检查变量是否是Swift中的块/函数/可调用

时间:2022-01-23 08:56:18

Is there a simple and definite way in Swift to check whether something is a callable block / function? In some languages it's a trivial thing, but perhaps I'm looking at this from a wrong perspective in Swift? Consider the following.

在Swift中是否有一种简单明确的方法来检查某些东西是否是可调用的块/函数?在某些语言中,这是一件微不足道的事情,但也许我从Swift的错误角度看待这个问题?考虑以下。

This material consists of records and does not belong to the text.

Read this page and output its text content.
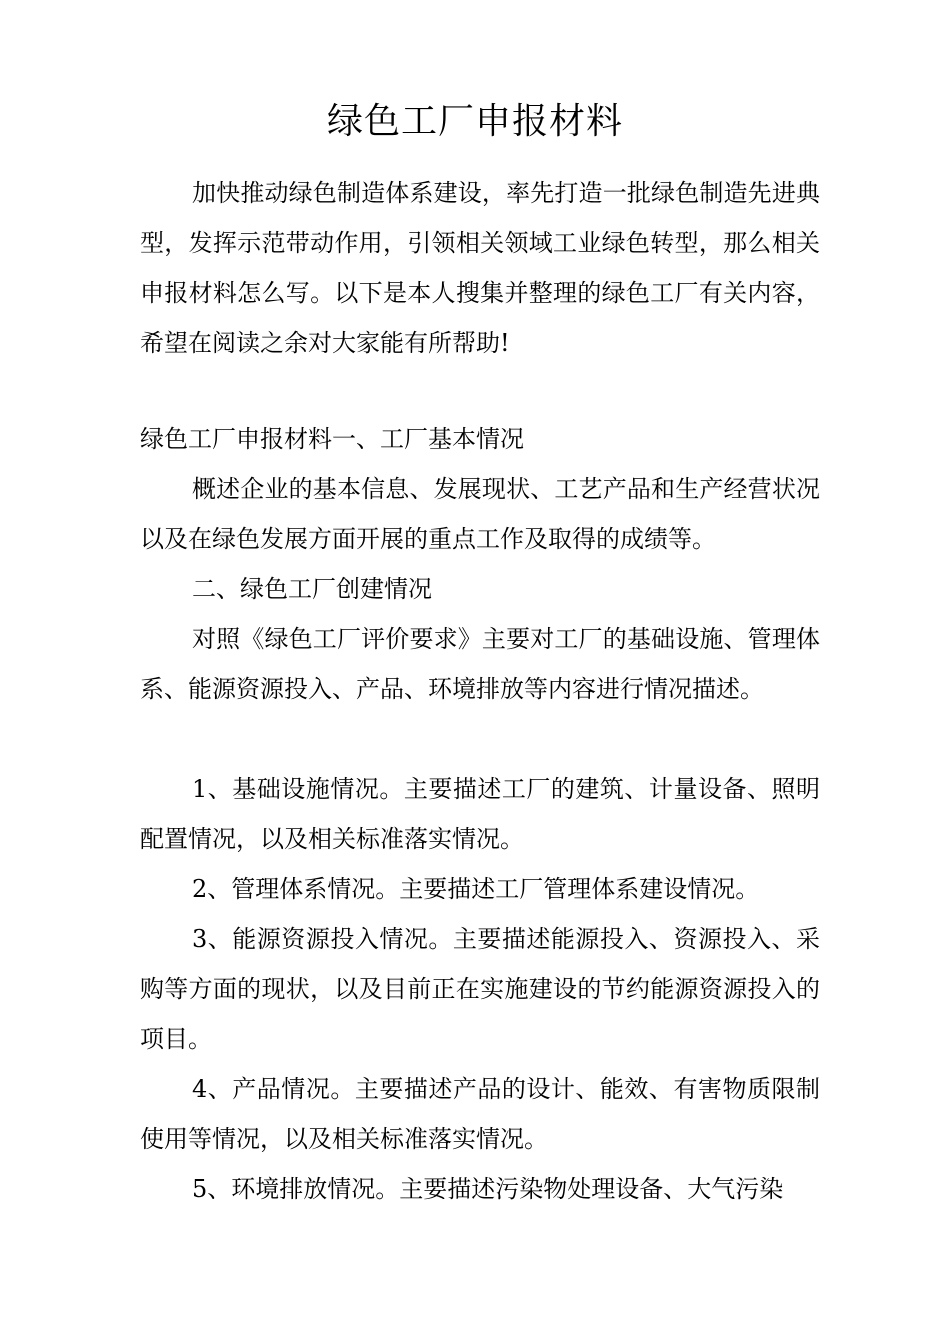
绿色工厂申报材料

加快推动绿色制造体系建设，率先打造一批绿色制造先进典型，发挥示范带动作用，引领相关领域工业绿色转型，那么相关申报材料怎么写。以下是本人搜集并整理的绿色工厂有关内容，希望在阅读之余对大家能有所帮助!

绿色工厂申报材料一、工厂基本情况

概述企业的基本信息、发展现状、工艺产品和生产经营状况以及在绿色发展方面开展的重点工作及取得的成绩等。

二、绿色工厂创建情况

对照《绿色工厂评价要求》主要对工厂的基础设施、管理体系、能源资源投入、产品、环境排放等内容进行情况描述。

1、基础设施情况。主要描述工厂的建筑、计量设备、照明配置情况，以及相关标准落实情况。

2、管理体系情况。主要描述工厂管理体系建设情况。

3、能源资源投入情况。主要描述能源投入、资源投入、采购等方面的现状，以及目前正在实施建设的节约能源资源投入的项目。

4、产品情况。主要描述产品的设计、能效、有害物质限制使用等情况，以及相关标准落实情况。

5、环境排放情况。主要描述污染物处理设备、大气污染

func foo(){ print("foo") }
var bar: () -> () = { print("bar") }
var baz: () -> (Bool) = { print("baz"); return true }

print(foo) // (Function)
print(bar) // (Function)
print(baz) // (Function)

print(foo is () -> ()) // true
print(bar is () -> ()) // true
print(baz is () -> ()) // false
print(baz is () -> (Bool)) // true

Swift knows that they are all functions, though there is no such data type. I can check by using a solid signature, but there might be a situation where I don't care about the signature* and simply want to invoke it. For example:

Swift知道它们都是函数,尽管没有这样的数据类型。我可以使用可靠的签名进行检查,但可能存在我不关心签名*并且只是想调用它的情况。例如:

func call(callable: () -> ()) {
    callable()
}

call(foo) // foo
call(bar) // bar
call(baz) // error: cannot convert value of type '() -> (Bool)' to expected argument type '() -> ()'

I can rewrite it like this, which will work for Void and Bool return types, but doing this for every type is crazy, especially since I don't care about it, but compiler does…

我可以像这样重写它,它适用于Void和Bool返回类型,但是为每种类型执行此操作都很疯狂,特别是因为我不关心它,但编译器确实......

func call(callable: Any) {
    if let block: () -> () = callable as? () -> () {
        block()
    } else if let block: () -> (Bool) = callable as? () -> (Bool) {
        block()
    }
}

call(foo) // foo
call(bar) // bar
call(baz) // truely baz

* Agree, not caring about the signature is a sin. For the argument sake let's just not care about the return type.

*同意,不关心签名是罪。为了论证,我们不关心返回类型。

1 个解决方案

#1


4  

You can check the String representation of .dynamicType of the callable for existence of substring ->. Not super-elegant, but it works:

您可以检查可调用的.dynamicType的String表示是否存在substring - >。不是超级优雅,但它有效:

func isAClosure<T>(foo: T) -> Bool {
    return String(foo.dynamicType).containsString("->")
}

var a : () -> () = { print("Foobar") }
var b : (Double) -> (Bool) = { $0 > 0 }
var c : Int = 1

isAClosure(a) // true
isAClosure(b) // true
isAClosure(c) // false

Of course, as Marcus Rossel points out in the comment above, you still wouldn't know anything about the parameters of the callable (but perhaps that could be next step to find out, given that you know it's a callable).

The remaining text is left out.